OCD consists of three things. Just three. You can practice identifying each of these in your own experience.

1. Intrusive thoughts (also called "obsessions"): These are disturbing thoughts that pop into your head automatically and cause you to freak out.

2. Compulsions: These are any activities you do to try to resolve the discomfort that comes with intrusive thoughts. This includes mental compulsions such as rumination, mental checking, mental reassurance, or thinking certain thoughts in order to control the intrusive thoughts.

*Many people lump intrusive thoughts and mental compulsions together, thinking they are the same thing. The important distinction is that intrusive thoughts come up spontaneously, like an eruption. Whereas mental compulsions are something you do actively.

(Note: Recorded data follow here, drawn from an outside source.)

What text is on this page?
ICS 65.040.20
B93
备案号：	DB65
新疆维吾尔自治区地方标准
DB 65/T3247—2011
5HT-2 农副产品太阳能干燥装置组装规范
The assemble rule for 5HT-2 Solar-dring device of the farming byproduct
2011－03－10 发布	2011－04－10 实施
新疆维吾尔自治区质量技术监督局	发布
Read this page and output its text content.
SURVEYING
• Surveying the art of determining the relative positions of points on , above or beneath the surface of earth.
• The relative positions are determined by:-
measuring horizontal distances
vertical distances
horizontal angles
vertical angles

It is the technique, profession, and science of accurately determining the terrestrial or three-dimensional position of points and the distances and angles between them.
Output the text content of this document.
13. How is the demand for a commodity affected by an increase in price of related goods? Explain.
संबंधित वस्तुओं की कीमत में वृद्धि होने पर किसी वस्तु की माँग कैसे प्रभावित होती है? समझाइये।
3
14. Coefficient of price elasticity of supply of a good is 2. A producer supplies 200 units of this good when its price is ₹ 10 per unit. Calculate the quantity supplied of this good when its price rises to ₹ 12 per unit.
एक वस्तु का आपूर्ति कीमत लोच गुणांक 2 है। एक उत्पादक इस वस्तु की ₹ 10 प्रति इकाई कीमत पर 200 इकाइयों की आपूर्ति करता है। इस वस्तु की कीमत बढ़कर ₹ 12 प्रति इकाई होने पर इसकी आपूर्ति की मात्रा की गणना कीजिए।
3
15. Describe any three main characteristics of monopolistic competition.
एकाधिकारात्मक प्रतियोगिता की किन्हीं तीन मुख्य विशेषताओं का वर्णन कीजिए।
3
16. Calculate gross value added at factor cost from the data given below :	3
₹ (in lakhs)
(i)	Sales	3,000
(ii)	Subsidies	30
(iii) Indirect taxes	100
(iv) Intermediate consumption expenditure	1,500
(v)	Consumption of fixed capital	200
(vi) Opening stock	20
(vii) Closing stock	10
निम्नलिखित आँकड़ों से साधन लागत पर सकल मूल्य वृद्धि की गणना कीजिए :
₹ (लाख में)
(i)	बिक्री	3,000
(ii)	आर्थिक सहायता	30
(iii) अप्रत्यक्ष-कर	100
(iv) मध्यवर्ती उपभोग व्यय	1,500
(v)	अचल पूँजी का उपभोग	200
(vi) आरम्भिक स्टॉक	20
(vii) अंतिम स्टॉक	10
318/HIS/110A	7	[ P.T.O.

3. Feelings: These are sensations in your body, which are connected to the intrusive thoughts. We could also call them emotions, such as anxiety and fear. In Chinese medicine, emotions are understood to be movements of energy in the body. And every emotion includes physical sensations, whether you are aware of them or not.

Anatomy of OCD: the Somatic Approach

In a healthy system, an emotion serves its function and then resolves itself by completing its movement. But in OCD and other disorders, emotions can get stuck. We are terrified of feeling them fully. So OCD functions to keep us in our head, pushing away the feelings as much as possible.

In OCD, these three things - intrusive thoughts, compulsions, and feelings - become tangled up into one confusing nightmare. But they are actually distinct processes which interact to produce the OCD experience.

A person in the OCD trance tends to focus on the intrusive thoughts and compulsions. But the feelings are actually the life blood of OCD. As the feelings are digested, the OCD trance begins to fall apart.